Lawyer argues MA rulings support case against Prop 8

SAN FRANCISCO

Attorney Theodore Olson made the argument in a letter to U.S. District Judge Vaughn Walker.

Walker is presiding over a nonjury trial in which two gay and lesbian couples claim Proposition 8, California's voter-approved ban on same-sex marriage, violates their federal constitutional rights.

Walker conducted the trial in January, heard closing arguments last month, and is currently considering a decision. He has not indicated when he will rule.

Olson wrote in the letter that U.S. District Judge Joseph Tauro of Boston "considered and rejected many of the same irrational justifications asserted by proponents in defense of Proposition 8."

The rulings show that "none of the unfounded rationales asserted by proponents in justification of Proposition 8 can sustain this discriminatory law," Olson argued.

Tauro's decisions struck down a provision of the 1996 federal Defense of Marriage Act that denied federal benefits to same-sex married couples.

He ruled that the law violated legally married gay and lesbian couples' constitutional right to equal treatment. Massachusetts is one of five states that allow same-sex marriage.

Among other conclusions, Tauro said arguments that heterosexual marriage is better for children and is strengthened by banning same-sex marriage are unfounded and are not a rational basis for denying benefits to same-sex couples.

Olson quoted those conclusions in the letter to Walker along with a third conclusion in which Tauro said moral disapproval of homosexuality is not a legitimate justification for a law.

Olson and other lawyers for the same-sex couples had argued those same points in the Proposition 8 trial before Walker.

A decision by a federal judge in one state is not binding on U.S. judges in other states, but it can be cited as support by other judges.
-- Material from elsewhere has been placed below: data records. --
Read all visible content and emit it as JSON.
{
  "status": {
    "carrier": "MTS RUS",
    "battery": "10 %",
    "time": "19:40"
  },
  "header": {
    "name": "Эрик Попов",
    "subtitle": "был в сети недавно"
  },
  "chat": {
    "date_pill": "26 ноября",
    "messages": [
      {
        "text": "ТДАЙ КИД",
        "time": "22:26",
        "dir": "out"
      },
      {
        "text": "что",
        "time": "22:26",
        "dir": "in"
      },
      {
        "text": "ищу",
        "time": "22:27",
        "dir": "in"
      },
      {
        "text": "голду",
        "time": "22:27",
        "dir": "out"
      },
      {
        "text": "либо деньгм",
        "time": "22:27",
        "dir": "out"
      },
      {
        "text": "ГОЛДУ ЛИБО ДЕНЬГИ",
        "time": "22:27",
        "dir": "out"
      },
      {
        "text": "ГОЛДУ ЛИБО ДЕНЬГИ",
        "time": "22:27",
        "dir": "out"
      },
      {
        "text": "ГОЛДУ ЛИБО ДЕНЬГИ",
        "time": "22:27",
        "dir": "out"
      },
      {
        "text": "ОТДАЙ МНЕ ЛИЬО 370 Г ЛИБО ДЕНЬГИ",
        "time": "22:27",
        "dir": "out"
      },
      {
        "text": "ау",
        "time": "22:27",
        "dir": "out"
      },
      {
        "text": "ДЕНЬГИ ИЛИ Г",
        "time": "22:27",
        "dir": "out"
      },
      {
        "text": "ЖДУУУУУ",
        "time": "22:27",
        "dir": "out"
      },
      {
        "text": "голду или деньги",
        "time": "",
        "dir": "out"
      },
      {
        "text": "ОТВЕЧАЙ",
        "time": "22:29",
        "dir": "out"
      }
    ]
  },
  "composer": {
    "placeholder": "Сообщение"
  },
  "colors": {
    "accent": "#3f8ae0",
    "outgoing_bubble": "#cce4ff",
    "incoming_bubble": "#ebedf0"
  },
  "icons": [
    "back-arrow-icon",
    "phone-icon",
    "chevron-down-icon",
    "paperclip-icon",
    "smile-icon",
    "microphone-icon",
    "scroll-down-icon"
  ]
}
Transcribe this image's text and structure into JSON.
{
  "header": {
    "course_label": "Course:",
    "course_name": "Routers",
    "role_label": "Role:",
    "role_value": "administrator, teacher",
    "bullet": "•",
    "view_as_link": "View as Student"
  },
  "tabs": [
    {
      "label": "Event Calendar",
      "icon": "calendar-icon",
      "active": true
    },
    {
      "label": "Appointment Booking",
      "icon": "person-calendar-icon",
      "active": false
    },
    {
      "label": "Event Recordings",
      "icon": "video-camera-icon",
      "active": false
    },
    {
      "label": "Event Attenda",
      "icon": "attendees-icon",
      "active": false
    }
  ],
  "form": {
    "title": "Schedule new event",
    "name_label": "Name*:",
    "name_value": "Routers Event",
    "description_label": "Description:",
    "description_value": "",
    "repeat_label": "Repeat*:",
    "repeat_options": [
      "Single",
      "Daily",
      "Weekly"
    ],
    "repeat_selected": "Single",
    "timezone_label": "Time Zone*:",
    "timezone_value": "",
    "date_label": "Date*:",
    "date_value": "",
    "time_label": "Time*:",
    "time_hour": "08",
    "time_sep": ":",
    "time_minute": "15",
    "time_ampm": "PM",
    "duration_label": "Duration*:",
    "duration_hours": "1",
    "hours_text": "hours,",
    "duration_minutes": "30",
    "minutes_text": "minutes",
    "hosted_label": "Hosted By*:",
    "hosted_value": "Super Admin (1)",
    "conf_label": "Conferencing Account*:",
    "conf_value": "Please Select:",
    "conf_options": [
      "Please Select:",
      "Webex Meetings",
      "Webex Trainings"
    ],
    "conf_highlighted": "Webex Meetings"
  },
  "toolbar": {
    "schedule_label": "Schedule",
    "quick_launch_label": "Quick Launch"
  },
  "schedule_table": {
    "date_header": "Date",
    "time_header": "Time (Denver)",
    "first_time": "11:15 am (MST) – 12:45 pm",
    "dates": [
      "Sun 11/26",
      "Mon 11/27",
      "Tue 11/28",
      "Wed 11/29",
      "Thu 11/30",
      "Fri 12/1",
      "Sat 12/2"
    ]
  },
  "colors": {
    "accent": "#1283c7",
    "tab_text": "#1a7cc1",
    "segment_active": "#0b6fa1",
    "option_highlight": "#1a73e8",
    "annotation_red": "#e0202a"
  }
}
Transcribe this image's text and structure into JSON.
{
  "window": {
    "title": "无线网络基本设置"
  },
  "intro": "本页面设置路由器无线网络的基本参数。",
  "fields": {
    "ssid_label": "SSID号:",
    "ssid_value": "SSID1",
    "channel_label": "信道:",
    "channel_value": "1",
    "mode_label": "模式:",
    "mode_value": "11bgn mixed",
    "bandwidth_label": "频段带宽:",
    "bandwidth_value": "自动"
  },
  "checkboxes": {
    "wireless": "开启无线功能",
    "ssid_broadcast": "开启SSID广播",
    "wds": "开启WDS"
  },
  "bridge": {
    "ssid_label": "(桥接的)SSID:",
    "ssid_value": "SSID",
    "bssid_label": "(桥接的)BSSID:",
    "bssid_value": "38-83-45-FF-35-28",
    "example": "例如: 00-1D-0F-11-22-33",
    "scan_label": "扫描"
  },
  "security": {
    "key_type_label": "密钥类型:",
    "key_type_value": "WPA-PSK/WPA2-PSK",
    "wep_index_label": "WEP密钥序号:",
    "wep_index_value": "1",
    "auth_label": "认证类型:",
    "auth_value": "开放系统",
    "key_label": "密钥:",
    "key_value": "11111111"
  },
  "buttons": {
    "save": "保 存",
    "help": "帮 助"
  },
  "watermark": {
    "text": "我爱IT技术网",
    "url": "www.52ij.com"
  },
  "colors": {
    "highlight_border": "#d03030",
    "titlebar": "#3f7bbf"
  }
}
If Tauro's decision is appealed to the U.S. Supreme Court, however, the high court's conclusions will be binding nationwide. The Obama Administration has not yet said whether it will appeal.

A spokeswoman for the proponents of Proposition 8 and their campaign committee, ProtectMarriage.com, was not immediately available for comment on Olson's letter.

Their lawyers have argued that state voters had a rational basis for believing that heterosexual marriage promotes "naturally procreative relationships between men and women to provide for the nurture and upbringing of the next generation."

Proposition 8 attorney Charles Cooper argued at the close of the trial that the purpose of marriage is procreation and said that definition is "fundamental to the very existence and survival of the human race."

Proposition 8, approved by a 52 percent majority of state voters in November 2008, provides that "only marriage between a man and a woman is valid or recognized in California."

It was enacted as an amendment to the state Constitution and thus overturned a May 2008 decision in which the California Supreme Court said the state document provided a right to same-sex marriage.

The lawsuit before Walker, filed by Kristin Perry and Sandra Stier of Berkeley and Paul Katami and Jeffrey Zarrillo of Burbank, focuses on federal rather than state constitutional rights.

The trial has been the nation's first federal trial on a challenge under the U.S. Constitution to a state law banning gay and lesbian marriage.